By Subhash Narayan
New Delhi, Nov 19 (SocialNews.XYZ) World's largest oil company Aramco is yet to make up its mind to participate in disinvestment of Indian fuel refiner and retailer Bharat Petroleum Corporation Ltd (BPCL) where government intends to sell its entire 53.29 per cent stake to a strategic investor.
Sources privy to the development said that Aramco, which kicked off the final phase of its $25 billion IPO on Sunday, is focused on Indian investment primarily to conclude the purchase of 20 per cent stake in Reliance Industries' oil to chemical division and expansion of its upstream business in high growth markets including India. Entering India with a large scale investment in a public sector oil refiner and retailer is not on the horizon as on now, sources said.
When asked specifically on its plan to acquire majority stake in BPCL whether solely or in a consortium, Saudi Aramco declined to comment.
Aramco's lesser focus on BPCL disinvestment may be a cause of worry for the Indian government that is betting big on the oil giant to takeover its entire equity in BPCL. In fact, Finance Minister Nirmala Sitharaman has indicated that BPCL disinvestment may be completed in current fiscal. While government is expected to launch a roadshow for BPCL disinvestment in key global markets soon, there is a strong belief that Aramco fits the bill perfectly with its sheer scale of operations and large size of the balance sheet.
"For Aramco, its huge IPO is of prime concern now. It is selling 1.5 per cent stake in the market that could fetch over $25 billion.Other things, including investments in key markets would come thereafter. Moreover, with BPCL disinvestment requiring investor to pump in close to Rs 1lakh crore (about Rs 60,000 crore for government's stake and balance for open offer), even a company of the size of Aramco will think twice," said an global oil and gas analyst who did not wish to be named on the issue.
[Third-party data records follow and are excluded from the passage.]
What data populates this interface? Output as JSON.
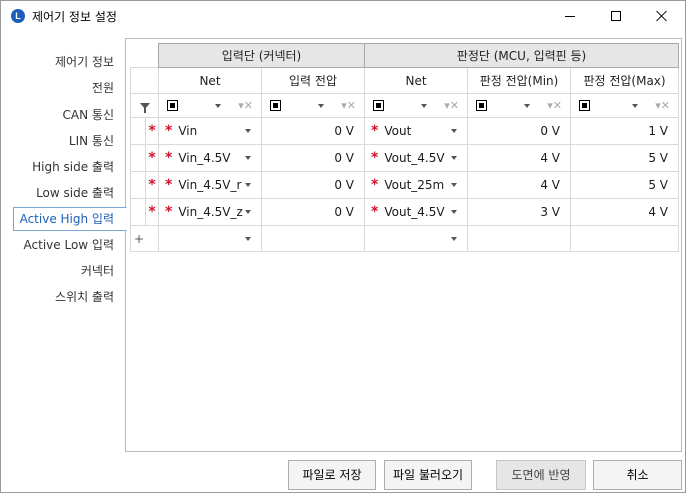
{
  "window": {
    "title": "제어기 정보 설정",
    "app_icon": "L"
  },
  "sidebar": {
    "items": [
      {
        "label": "제어기 정보"
      },
      {
        "label": "전원"
      },
      {
        "label": "CAN 통신"
      },
      {
        "label": "LIN 통신"
      },
      {
        "label": "High side 출력"
      },
      {
        "label": "Low side 출력"
      },
      {
        "label": "Active High 입력"
      },
      {
        "label": "Active Low 입력"
      },
      {
        "label": "커넥터"
      },
      {
        "label": "스위치 출력"
      }
    ],
    "active_index": 6
  },
  "grid": {
    "groups": {
      "input": "입력단 (커넥터)",
      "judge": "판정단 (MCU, 입력핀 등)"
    },
    "columns": {
      "net_in": "Net",
      "input_voltage": "입력 전압",
      "net_out": "Net",
      "judge_min": "판정 전압(Min)",
      "judge_max": "판정 전압(Max)"
    },
    "rows": [
      {
        "req": "*",
        "net_in": "Vin",
        "input_voltage": "0 V",
        "net_out": "Vout",
        "judge_min": "0 V",
        "judge_max": "1 V"
      },
      {
        "req": "*",
        "net_in": "Vin_4.5V",
        "input_voltage": "0 V",
        "net_out": "Vout_4.5V",
        "judge_min": "4 V",
        "judge_max": "5 V"
      },
      {
        "req": "*",
        "net_in": "Vin_4.5V_r",
        "input_voltage": "0 V",
        "net_out": "Vout_25m",
        "judge_min": "4 V",
        "judge_max": "5 V"
      },
      {
        "req": "*",
        "net_in": "Vin_4.5V_z",
        "input_voltage": "0 V",
        "net_out": "Vout_4.5V",
        "judge_min": "3 V",
        "judge_max": "4 V"
      }
    ],
    "new_row_marker": "+",
    "net_star": "*"
  },
  "footer": {
    "save_to_file": "파일로 저장",
    "load_file": "파일 불러오기",
    "apply_drawing": "도면에 반영",
    "cancel": "취소"
  },
  "colors": {
    "accent": "#1c5fb8",
    "required_star": "#d0102c",
    "group_header_bg": "#e6e6e6"
  }
}
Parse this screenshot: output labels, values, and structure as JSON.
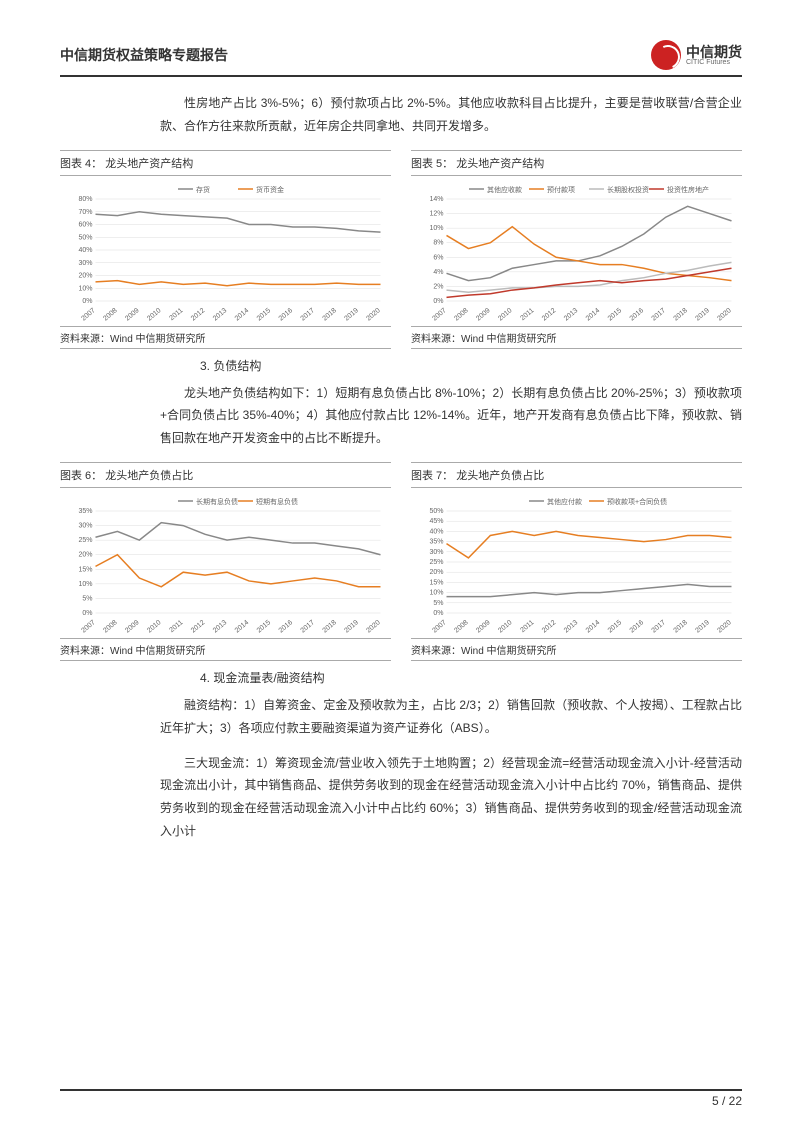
{
  "header": {
    "title": "中信期货权益策略专题报告",
    "logo_cn": "中信期货",
    "logo_en": "CITIC Futures"
  },
  "intro": "性房地产占比 3%-5%；6）预付款项占比 2%-5%。其他应收款科目占比提升，主要是营收联营/合营企业款、合作方往来款所贡献，近年房企共同拿地、共同开发增多。",
  "chart4": {
    "title": "图表 4：  龙头地产资产结构",
    "source": "资料来源：Wind  中信期货研究所",
    "legend": [
      "存货",
      "货币资金"
    ],
    "colors": [
      "#888",
      "#e67e22"
    ],
    "years": [
      "2007",
      "2008",
      "2009",
      "2010",
      "2011",
      "2012",
      "2013",
      "2014",
      "2015",
      "2016",
      "2017",
      "2018",
      "2019",
      "2020"
    ],
    "ymax": 80,
    "ystep": 10,
    "series": [
      [
        68,
        67,
        70,
        68,
        67,
        66,
        65,
        60,
        60,
        58,
        58,
        57,
        55,
        54
      ],
      [
        15,
        16,
        13,
        15,
        13,
        14,
        12,
        14,
        13,
        13,
        13,
        14,
        13,
        13
      ]
    ]
  },
  "chart5": {
    "title": "图表 5：  龙头地产资产结构",
    "source": "资料来源：Wind  中信期货研究所",
    "legend": [
      "其他应收款",
      "预付款项",
      "长期股权投资",
      "投资性房地产"
    ],
    "colors": [
      "#888",
      "#e67e22",
      "#bbb",
      "#c0392b"
    ],
    "years": [
      "2007",
      "2008",
      "2009",
      "2010",
      "2011",
      "2012",
      "2013",
      "2014",
      "2015",
      "2016",
      "2017",
      "2018",
      "2019",
      "2020"
    ],
    "ymax": 14,
    "ystep": 2,
    "series": [
      [
        3.8,
        2.8,
        3.2,
        4.5,
        5.0,
        5.5,
        5.5,
        6.2,
        7.5,
        9.2,
        11.5,
        13.0,
        12.0,
        11.0
      ],
      [
        9.0,
        7.2,
        8.0,
        10.2,
        7.8,
        6.0,
        5.5,
        5.0,
        5.0,
        4.5,
        3.8,
        3.5,
        3.2,
        2.8
      ],
      [
        1.5,
        1.2,
        1.5,
        1.8,
        1.8,
        2.0,
        2.0,
        2.2,
        2.8,
        3.2,
        3.8,
        4.2,
        4.8,
        5.3
      ],
      [
        0.5,
        0.8,
        1.0,
        1.5,
        1.8,
        2.2,
        2.5,
        2.8,
        2.5,
        2.8,
        3.0,
        3.5,
        4.0,
        4.5
      ]
    ]
  },
  "section3_num": "3. 负债结构",
  "section3": "龙头地产负债结构如下：1）短期有息负债占比 8%-10%；2）长期有息负债占比 20%-25%；3）预收款项+合同负债占比 35%-40%；4）其他应付款占比 12%-14%。近年，地产开发商有息负债占比下降，预收款、销售回款在地产开发资金中的占比不断提升。",
  "chart6": {
    "title": "图表 6：  龙头地产负债占比",
    "source": "资料来源：Wind  中信期货研究所",
    "legend": [
      "长期有息负债",
      "短期有息负债"
    ],
    "colors": [
      "#888",
      "#e67e22"
    ],
    "years": [
      "2007",
      "2008",
      "2009",
      "2010",
      "2011",
      "2012",
      "2013",
      "2014",
      "2015",
      "2016",
      "2017",
      "2018",
      "2019",
      "2020"
    ],
    "ymax": 35,
    "ystep": 5,
    "series": [
      [
        26,
        28,
        25,
        31,
        30,
        27,
        25,
        26,
        25,
        24,
        24,
        23,
        22,
        20
      ],
      [
        16,
        20,
        12,
        9,
        14,
        13,
        14,
        11,
        10,
        11,
        12,
        11,
        9,
        9
      ]
    ]
  },
  "chart7": {
    "title": "图表 7：  龙头地产负债占比",
    "source": "资料来源：Wind  中信期货研究所",
    "legend": [
      "其他应付款",
      "预收款项+合同负债"
    ],
    "colors": [
      "#888",
      "#e67e22"
    ],
    "years": [
      "2007",
      "2008",
      "2009",
      "2010",
      "2011",
      "2012",
      "2013",
      "2014",
      "2015",
      "2016",
      "2017",
      "2018",
      "2019",
      "2020"
    ],
    "ymax": 50,
    "ystep": 5,
    "series": [
      [
        8,
        8,
        8,
        9,
        10,
        9,
        10,
        10,
        11,
        12,
        13,
        14,
        13,
        13
      ],
      [
        34,
        27,
        38,
        40,
        38,
        40,
        38,
        37,
        36,
        35,
        36,
        38,
        38,
        37
      ]
    ]
  },
  "section4_num": "4. 现金流量表/融资结构",
  "section4a": "融资结构：1）自筹资金、定金及预收款为主，占比 2/3；2）销售回款（预收款、个人按揭）、工程款占比近年扩大；3）各项应付款主要融资渠道为资产证券化（ABS）。",
  "section4b": "三大现金流：1）筹资现金流/营业收入领先于土地购置；2）经营现金流=经营活动现金流入小计-经营活动现金流出小计，其中销售商品、提供劳务收到的现金在经营活动现金流入小计中占比约 70%，销售商品、提供劳务收到的现金在经营活动现金流入小计中占比约 60%；3）销售商品、提供劳务收到的现金/经营活动现金流入小计",
  "footer": "5 / 22"
}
Aramco in the past has remained upbeat about the prospect of investment in the Indian market, which is among the largest oil consumers in the world and where demand scenario is expected to remain firm next few decades.This mood has also reflected in the 658 page prospectus filed by the company in the run up to its IPO where apart from its intention to invest in RIL, it has said that company is focussing its downstream investments in areas of high-growth, including India.
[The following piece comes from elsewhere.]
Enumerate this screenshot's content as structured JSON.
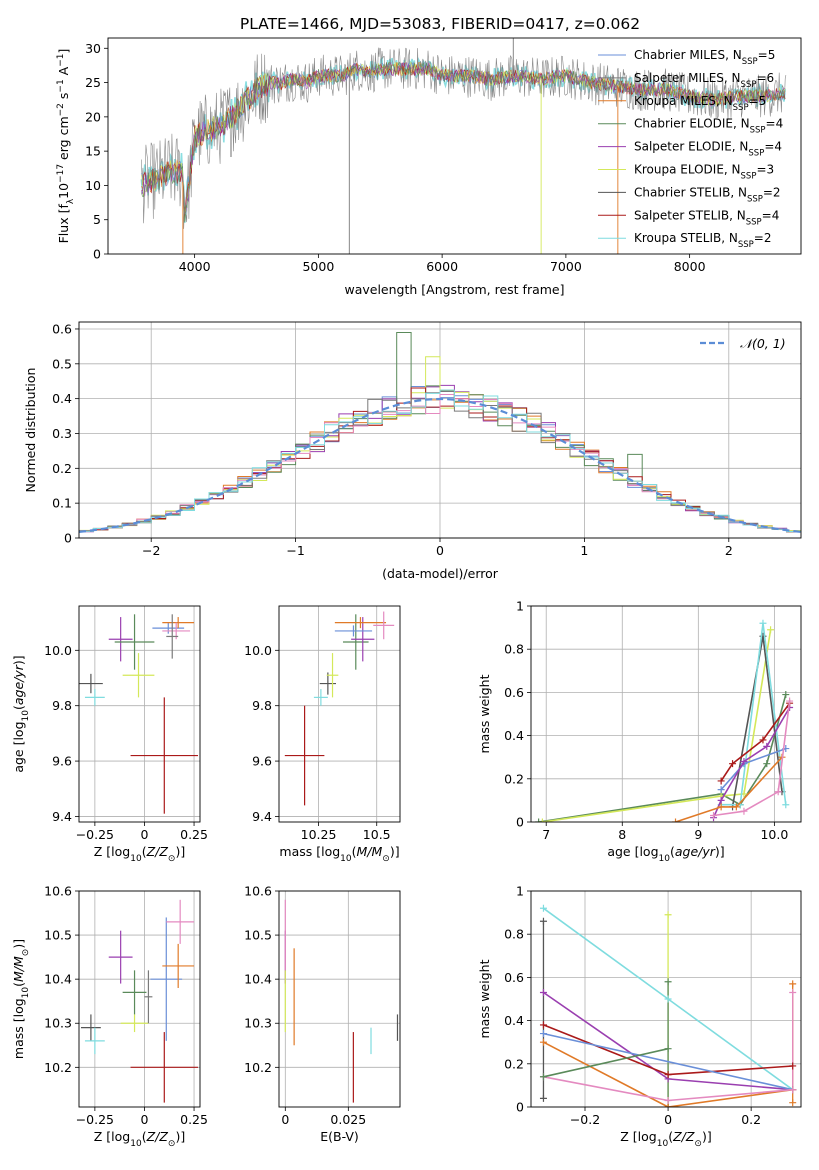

Indian government is also looking at Aramco's investment in $60 billion oil refinery proposed in Maharashtra as well get its investment in oil marketing and retailing in the country.
"The bag seems too full for Aramco already and if at all a decision of BPCL stake purchase is taken, Aramco may join hands with some other Indian or overseas player to pick government of India's equity in the company," said the source quoted earlier.
Public sector Indian Oil Corporation (IOC) has also not ruled out its interest for BPCL but is waiting for a green signal from the government to consider placing its interest. However, IOC may not have the financial muscle to for large stake buy and government does not want to add debt burden on PSUs. In such a scenario, analysts believe a possible collaboration between Aramco and IOC may work out. IOC also has started limited foray in Saudi Arabia by helping set up few fuel stations. However, government officials denied build up of any such collaboration at this juncture.
Government's stake is worth over Rs 60,000 crore at prevailing price of BPCL shares on BSE. If the buyer has to further acquire 25 per cent share in an open offer as per takeover code, the total amount with rise close to Rs 1 lakh crore. This is considered too high even by international standards.
On its part, DIPAM is working out a plan to offload entire government equity to a strategic partner, possibly a large overseas oil entity like Saudi Aramco, Total, ExxonMobil, Shell. However, with oil market globally facing a slowdown with demand not picking up despite supply squeeze, the appetite for a large acquisition becomes difficult.
BPCL operates four refineries at Mumbai, Kochi in Kerala, Bina in Madhya Pradesh and Numaligarh in Assam with a combined capacity to convert 38.3 million tonnes of crude oil into fuel. It has 15,078 petrol pumps and 6,004 LPG distributors.
The government proposes to raise Rs 1.05 lakh crore from disinvestment in the current financial year. It had exceeded asset-sale targets of Rs 1 lakh crore in FY18 and Rs 80,000 crore in FY19.